Texas church case ‘exorcised’… with no spilt pea soup

Posted: June 30, 2008 in Above the Fold, Denominational Fun, On Your Wall
Tags: , , , , , , , ,

In 2002, a legal case of biblical proportions hit a Texas courtroom that caused the Church to ask, “What took so long?”

You’ve seen “The Exorcist,” you know what happens. She screams, the preachers lays hands, Jesus does his majestic part, and they all live happily ever after… or some such. That didn’t happen at Pleasant Glade Assembly of God church in Colleyville, Texas, according to this recap story from the Fort Worth Star-Telegram.

After the aerobic activity in Jesus name, the family eventually sued the church, saying that their daughter had been abused and falsely imprisoned, but the 2002 trial never touched on the religious aspects of the case. The church’s attorneys told a Tarrant County jury that Schubert’s [the girl in question] psychological problems were caused by traumatic events she witnessed while her parents were serving as missionaries in Africa.

During the incident, asked for by the girl’s parents, she suffered carpet burns, a scrape on her back and bruises on her wrists. Evidently, after the exorcism, it was quite the gossip button and Schubert experienced angry outbursts, weight loss and self-mutilation and eventually dropped out of high school her senior year. She was later diagnosed with post-traumatic stress disorder.

Long story, short. The Schuberts won $300K for mental anguish, but then the Texas Supreme Court intervened and cut that amount in half.

“Freedom to believe may be absolute, but freedom of conduct is not, and ‘conduct even under a religious guise remains subject to regulation for public safety,’ ” Chief Justice Medina wrote.

[David] Pruessner, the church’s attorney, agreed, saying that church members were simply trying to help Schubert and that there wasn’t any evil intent.
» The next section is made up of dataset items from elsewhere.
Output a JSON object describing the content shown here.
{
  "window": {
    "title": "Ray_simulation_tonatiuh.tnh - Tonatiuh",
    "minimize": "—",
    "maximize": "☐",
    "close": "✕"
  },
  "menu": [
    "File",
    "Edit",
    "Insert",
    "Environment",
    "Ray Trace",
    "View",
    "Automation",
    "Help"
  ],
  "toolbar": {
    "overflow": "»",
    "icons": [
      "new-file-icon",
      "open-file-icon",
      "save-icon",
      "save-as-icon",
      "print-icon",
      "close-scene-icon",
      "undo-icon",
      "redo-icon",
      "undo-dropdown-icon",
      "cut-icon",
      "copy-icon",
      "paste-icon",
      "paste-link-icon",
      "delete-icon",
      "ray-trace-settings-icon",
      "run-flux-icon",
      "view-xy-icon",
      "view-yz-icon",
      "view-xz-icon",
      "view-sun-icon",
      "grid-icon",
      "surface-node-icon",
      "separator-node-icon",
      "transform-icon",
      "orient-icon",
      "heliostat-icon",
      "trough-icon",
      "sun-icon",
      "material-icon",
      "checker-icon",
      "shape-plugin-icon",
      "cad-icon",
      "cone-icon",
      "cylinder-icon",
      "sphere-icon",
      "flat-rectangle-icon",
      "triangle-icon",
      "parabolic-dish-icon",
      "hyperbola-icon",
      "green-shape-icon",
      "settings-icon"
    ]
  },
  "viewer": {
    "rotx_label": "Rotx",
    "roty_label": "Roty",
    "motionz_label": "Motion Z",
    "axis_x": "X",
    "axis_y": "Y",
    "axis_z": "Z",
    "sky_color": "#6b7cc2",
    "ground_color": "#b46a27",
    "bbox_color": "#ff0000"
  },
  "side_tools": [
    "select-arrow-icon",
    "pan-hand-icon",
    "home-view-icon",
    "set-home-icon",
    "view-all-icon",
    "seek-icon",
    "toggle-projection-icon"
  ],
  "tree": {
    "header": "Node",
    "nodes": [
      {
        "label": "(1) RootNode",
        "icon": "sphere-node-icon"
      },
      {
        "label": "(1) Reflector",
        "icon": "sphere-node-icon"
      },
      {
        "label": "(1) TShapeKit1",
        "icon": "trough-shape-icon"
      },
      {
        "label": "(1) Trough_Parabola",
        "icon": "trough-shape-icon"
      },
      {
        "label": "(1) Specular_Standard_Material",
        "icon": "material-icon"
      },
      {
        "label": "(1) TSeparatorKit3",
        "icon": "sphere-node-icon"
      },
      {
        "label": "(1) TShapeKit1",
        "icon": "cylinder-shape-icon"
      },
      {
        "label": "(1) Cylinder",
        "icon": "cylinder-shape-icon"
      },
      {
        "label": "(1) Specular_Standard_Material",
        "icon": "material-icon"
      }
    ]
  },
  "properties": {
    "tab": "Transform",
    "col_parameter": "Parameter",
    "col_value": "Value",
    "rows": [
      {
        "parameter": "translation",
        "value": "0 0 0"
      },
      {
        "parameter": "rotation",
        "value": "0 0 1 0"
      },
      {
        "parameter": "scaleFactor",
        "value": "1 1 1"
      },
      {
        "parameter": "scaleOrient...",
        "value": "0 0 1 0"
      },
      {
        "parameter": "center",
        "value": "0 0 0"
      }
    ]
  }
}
“This was clearly a religious controversy, and I don’t see how anyone can argue that they were seizing on religion as a get-out-of-jail-free card,” Pruessner said. “I disagree vehemently with the spiritual beliefs of the church and how they handled it; it doesn’t mean they are legally liable.”

Man! Whoever thought when Linda Blair spit up all that split pea soup, it would have caused some sort of legal precedent. Hollywood, eh?